Thankfully I think I've found a newer author to populate my reading list: Yahtzee Croshaw. Those of you who have spent enough time on internet gaming sites will recognize Yahtzee's name as he's the creator of the web-review series Zero Punctuation. That series is a lot of fun with Yahtzee's deeply acerbic voice giving his reviews a dark, sarcastic bent. I watched a lot of his videos back in the day, right up to the point where I had then-caught up with his archive and had to wait for newer material to come out. When I hit this wall with any web series I tend to wander away and forget they exist (webcomics that don't update at least three times a week are hard for me to follow). I don't know if he advertised his novels (of which he has more than one) on his series, or if that series is even going still, but I was happy to see his name on a cover wandering a bookstore one day, so I elected to give him a try.

Mogworld is Yahtzee's first novel, written all the way back in 2010. The story revolves around Jim, a student wizard killed (in the prologue of the book) when his school is attacked by the nearby barbarian school. He dies, goes to some version of a peaceful afterlife, only to then be brought back sixty-some years later by a necromancer. Zombie Jim then spends the rest of the book learning about his unlife, running from danger, and eventually (and reluctantly) becoming a hero as he finds out the true nature of the world he lives on and what it means for his life, his death, and the very state of reality itself.
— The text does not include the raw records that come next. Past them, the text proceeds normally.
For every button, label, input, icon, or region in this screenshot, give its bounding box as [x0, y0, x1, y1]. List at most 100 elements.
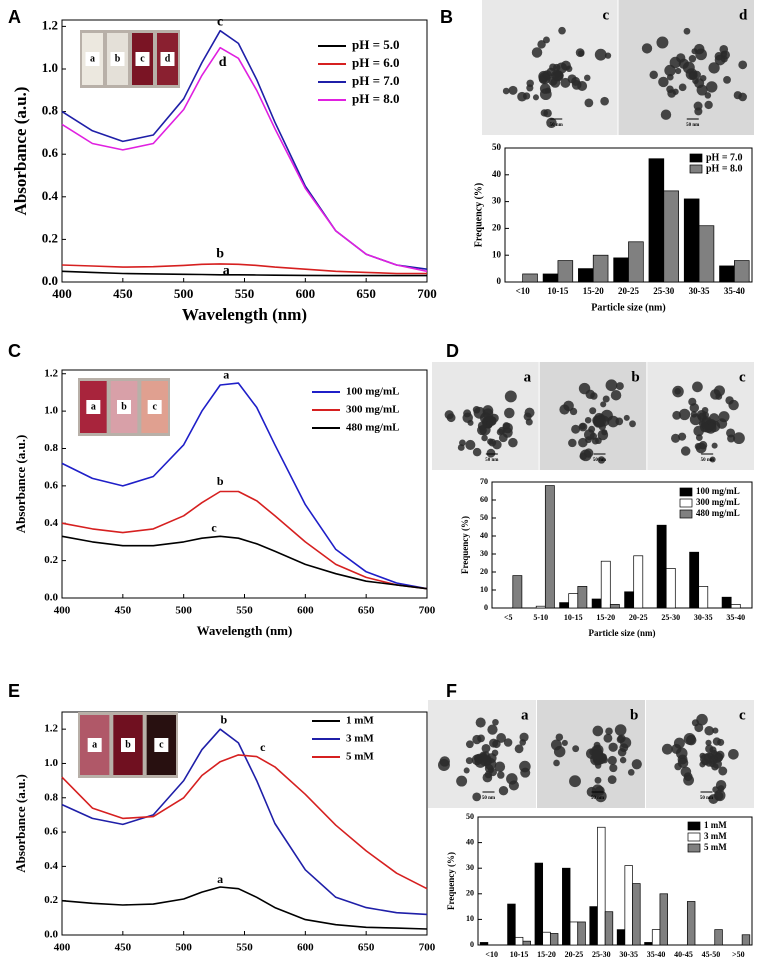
nanoparticle	[550, 739, 562, 751]
y-tick-label: 1.0	[44, 757, 58, 769]
nanoparticle	[694, 442, 702, 450]
nanoparticle	[555, 733, 564, 741]
nanoparticle	[496, 428, 504, 436]
nanoparticle	[615, 382, 624, 391]
legend-swatch	[689, 164, 703, 174]
nanoparticle	[508, 85, 518, 95]
nanoparticle	[556, 62, 568, 74]
y-tick-label: 0.2	[42, 230, 58, 245]
curve-label: b	[217, 474, 224, 488]
bar	[589, 906, 598, 946]
nanoparticle	[719, 45, 729, 54]
bar	[549, 933, 559, 946]
y-tick-label: 1.0	[44, 405, 58, 417]
legend-swatch	[687, 843, 701, 853]
spectrum-line	[61, 754, 428, 890]
nanoparticle	[610, 389, 622, 401]
bar	[616, 929, 626, 946]
scale-label: 50 nm	[700, 796, 714, 801]
nanoparticle	[439, 756, 450, 767]
legend-label: 5 mM	[346, 751, 374, 763]
bar	[734, 260, 750, 283]
bar	[600, 560, 611, 609]
nanoparticle	[575, 48, 585, 58]
nanoparticle	[598, 422, 606, 431]
cuvette-label: c	[159, 739, 164, 750]
x-tick-label: 500	[175, 605, 192, 617]
nanoparticle	[603, 733, 613, 743]
nanoparticle	[675, 67, 682, 75]
nanoparticle	[711, 442, 718, 449]
nanoparticle	[544, 87, 552, 94]
cuvette-label: b	[125, 739, 131, 750]
bar	[632, 883, 641, 946]
cuvette-tag	[87, 738, 102, 752]
nanoparticle	[465, 757, 473, 765]
x-tick-label: 20-25	[565, 950, 584, 959]
nanoparticle	[704, 725, 714, 736]
nanoparticle	[594, 776, 602, 784]
nanoparticle	[465, 740, 474, 749]
x-tick-label: 15-20	[596, 613, 615, 622]
nanoparticle	[712, 727, 719, 734]
legend-label: pH = 7.0	[706, 152, 743, 163]
cuvette-label: a	[90, 53, 95, 64]
curve-label: d	[219, 55, 227, 70]
nanoparticle	[472, 792, 482, 802]
nanoparticle	[519, 739, 527, 746]
y-tick-label: 1.2	[44, 367, 58, 379]
scale-label: 50 nm	[701, 458, 715, 463]
y-tick-label: 10	[480, 585, 488, 594]
micrograph-label: b	[631, 369, 639, 385]
nanoparticle	[680, 446, 691, 456]
nanoparticle	[584, 98, 594, 108]
nanoparticle	[658, 76, 669, 88]
nanoparticle	[717, 738, 725, 746]
cuvette-tag	[85, 52, 100, 66]
nanoparticle	[502, 87, 510, 95]
bar	[535, 605, 546, 609]
nanoparticle	[506, 773, 518, 785]
nanoparticle	[558, 26, 566, 35]
spectrum-line	[61, 490, 428, 590]
nanoparticle	[701, 406, 709, 414]
legend-label: pH = 8.0	[706, 163, 743, 174]
bar	[656, 524, 667, 609]
spectrum-line	[61, 886, 428, 930]
nanoparticle	[656, 36, 669, 49]
legend-swatch	[689, 153, 703, 163]
nanoparticle	[709, 746, 717, 754]
y-tick-label: 10	[466, 914, 474, 923]
panel-letter: D	[446, 341, 459, 361]
nanoparticle	[479, 754, 491, 767]
legend-label: 1 mM	[704, 820, 727, 830]
bar	[592, 254, 609, 283]
nanoparticle	[683, 27, 691, 35]
nanoparticle	[481, 434, 488, 442]
y-tick-label: 20	[480, 567, 488, 576]
nanoparticle	[532, 94, 539, 101]
nanoparticle	[671, 433, 681, 443]
x-tick-label: 15-20	[583, 286, 604, 296]
bar	[714, 929, 723, 946]
scale-label: 50 nm	[485, 458, 499, 463]
nanoparticle	[649, 70, 658, 80]
nanoparticle	[619, 756, 627, 764]
nanoparticle	[718, 766, 728, 776]
cuvette-tag	[160, 52, 175, 66]
bar	[719, 265, 735, 283]
nanoparticle	[486, 448, 496, 458]
nanoparticle	[708, 62, 720, 74]
legend-label: pH = 5.0	[352, 37, 400, 52]
nanoparticle	[498, 785, 509, 796]
nanoparticle	[592, 725, 604, 737]
bar	[562, 867, 571, 946]
bar	[597, 826, 606, 946]
nanoparticle	[678, 408, 691, 421]
bar	[741, 934, 751, 946]
nanoparticle	[584, 416, 592, 424]
x-tick-label: 600	[297, 942, 314, 954]
nanoparticle	[475, 717, 486, 728]
panel-letter: F	[446, 681, 457, 701]
y-tick-label: 0	[484, 603, 488, 612]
I will fully admit that Mogworld hooked me from the first couple of pages. It's a breezy read that moves along quickly but, more importantly, it's also really funny. Yahtzee has a good voice in his writing, transferring his wit from his online series quite naturally to his book. His characters are well-realized, deriving their humor not only from what they say but the situations around them. It is a very dry humor (as you'd expect from a British comedy writer) but that doesn't stop many of the scenes and moments in the book from being laugh-out-loud funny. I found myself reading more than a few passages back to my wife as I was reading because I wanted to savor them a second time.

While I liked the characters and the dialogue, I will admit the book does have one glaring flaw. About halfway in there's a big twist that's revealed and, from the way the book is written, it doesn't seem like Yahtzee anticipated his readers figuring it out ahead of time. Despite this, though, I had pretty well figured out the twist within the first chapter. Being able to figure out what was happening and where the story was going did ruin the overall experience for me but I could see how other readers, already having figured out the twist, might set the book down figuring they've already gotten the experience out of it. I didn't mind, but I can see how others might.

Overall, though, I think the book is quite enjoyable. If you don't see the twist coming it probably would have a solid impact for the reader. More than that, though, is that the book is still funny and well-paced even after the twist. It's a fun, light read set in a fantasy world with an acerbic main character who happens to be a zombie. For most fans of comedy fantasy, Mogworld is going to be a great read.